Feminilidade

Ultimamente, quando possível, tenho tentado assistir a filmografia do diretor sul-coreano Hong Sang-soo. Em algum lugar, vi que ele é chamado de o novo Ozu. Não sei se isso faz sentido, exceto que cheguei até ele por conta dessa associação, já que gosto muito do Ozu.

Até aqui, os filmes que assisti me causaram grande impacto, mas nenhum deles chegou perto de Virgin stripped naked by her bachelors (2000). Possivelmente, isso se deve à atuação da personagem central, em torno da qual a narrativa é estruturada – quer dizer, o filme ocorre da perspectiva da mulher. O mesmo ocorre em outros filmes igualmente brilhantes do diretor, em particular Nobody’s Daughter Haewon (2013), no qual a protagonista se envolve com um homem inseguro, incapaz de sustentar seu desejo.

Cena do filme Virgin stripped naked by her bachelors (2000)

Gostaria de deixar algumas impressões sobre Virgin Stripped.

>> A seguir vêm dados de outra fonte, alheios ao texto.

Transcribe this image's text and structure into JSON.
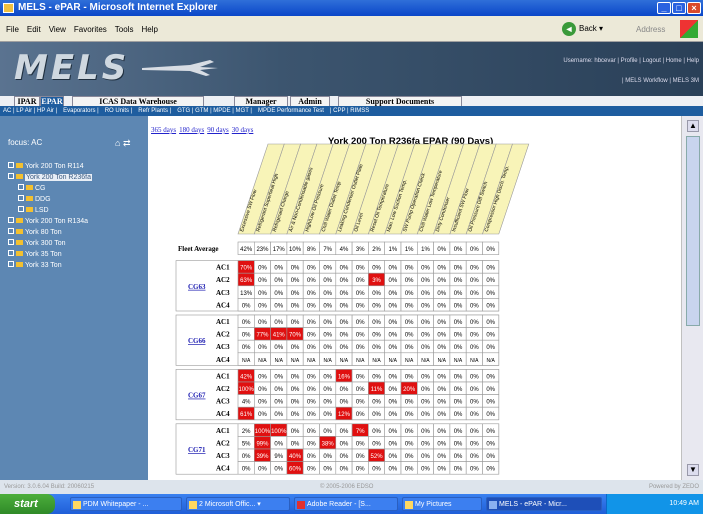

Como mencionei, a atuação de Lee Eun-ju, que interpreta Soo-jung, é excepcional. Foi só mais tarde que descobri que ela havia se suicidado aos 24 anos, e já se passaram exatos vinte anos desde sua morte. Isso me causou uma tristeza profunda.

De forma resumida, Soo-jung é uma roteirista para uma TV a cabo local. Ela é muito próxima de um produtor, e por meio dele, conhece um amigo rico, dono de uma galeria de arte. Esse amigo, Jae-hoon, se sente imediatamente atraído por ela. Atração essa que ele expressa de forma clara. No entanto, Soo-jung também nutre sentimentos por Young-soo, o produtor. Esse triângulo amoroso é contado através de um recurso frequentemente utilizado pelo diretor: a repetição de cenas, que oferece diferentes perspectivas sobre eventos semelhantes.

Soo-jung é uma mulher delicada, sensível e, em comparação aos homens à sua volta, mais madura. Além dos dois já mencionados, há também seu irmão e um amigo de longa data. Em sua essência, ela carrega uma feminilidade profunda, uma estética que pode ser interpretada de diferentes maneiras, dependendo do olhar do espectador. Um exemplo disso ocorre quando ela está na cama com Jae-hoon, que, sendo um mulherengo, a chama pelo nome de outra mulher. Naturalmente, Soo-jung fica abalada e se afasta. Jae-hoon, desesperado, sai à sua procura, e o vemos perdido nas ruas cinzas de uma cidade indiferente, tomado por um choque existencial. No entanto, na mesma cena, ela o reencontra e, de maneira surpreendente, pega sua mão. Nesse momento, parece que ele foi ressuscitado, resgatado de um abismo de alienação emocional, e foi a mulher que lhe ofereceu a chance de redenção, tirando-o da paisagem desolada e sem vida.

Os homens no filme, mesmo que não intencionalmente, acabam sendo agentes de violência contra ela, como no exemplo citado. Não se trata de violência física, mas da violência proveniente de homens perdidos em si mesmos. Eles crescem fisicamente, tornam-se fortes, conquistam status, mas nada disso os impede de serem, de certa forma, inseguros. A insegurança parece estar no coração do homem. Nos filmes de Hong, homens inseguros sempre se deparam com mulheres resolutas. Como é dito em outro de seus filmes, “a mulher é o futuro do homem” (Woman is the future of man). A feminilidade em Soo-jung, com sua serenidade, serve como bússola e guia em meio à névoa de uma masculinidade indecisa, taciturna e, muitas vezes, alcoolizada. Parece que os homens precisam de bebida para lidar com as complexidades sociais e afetivas.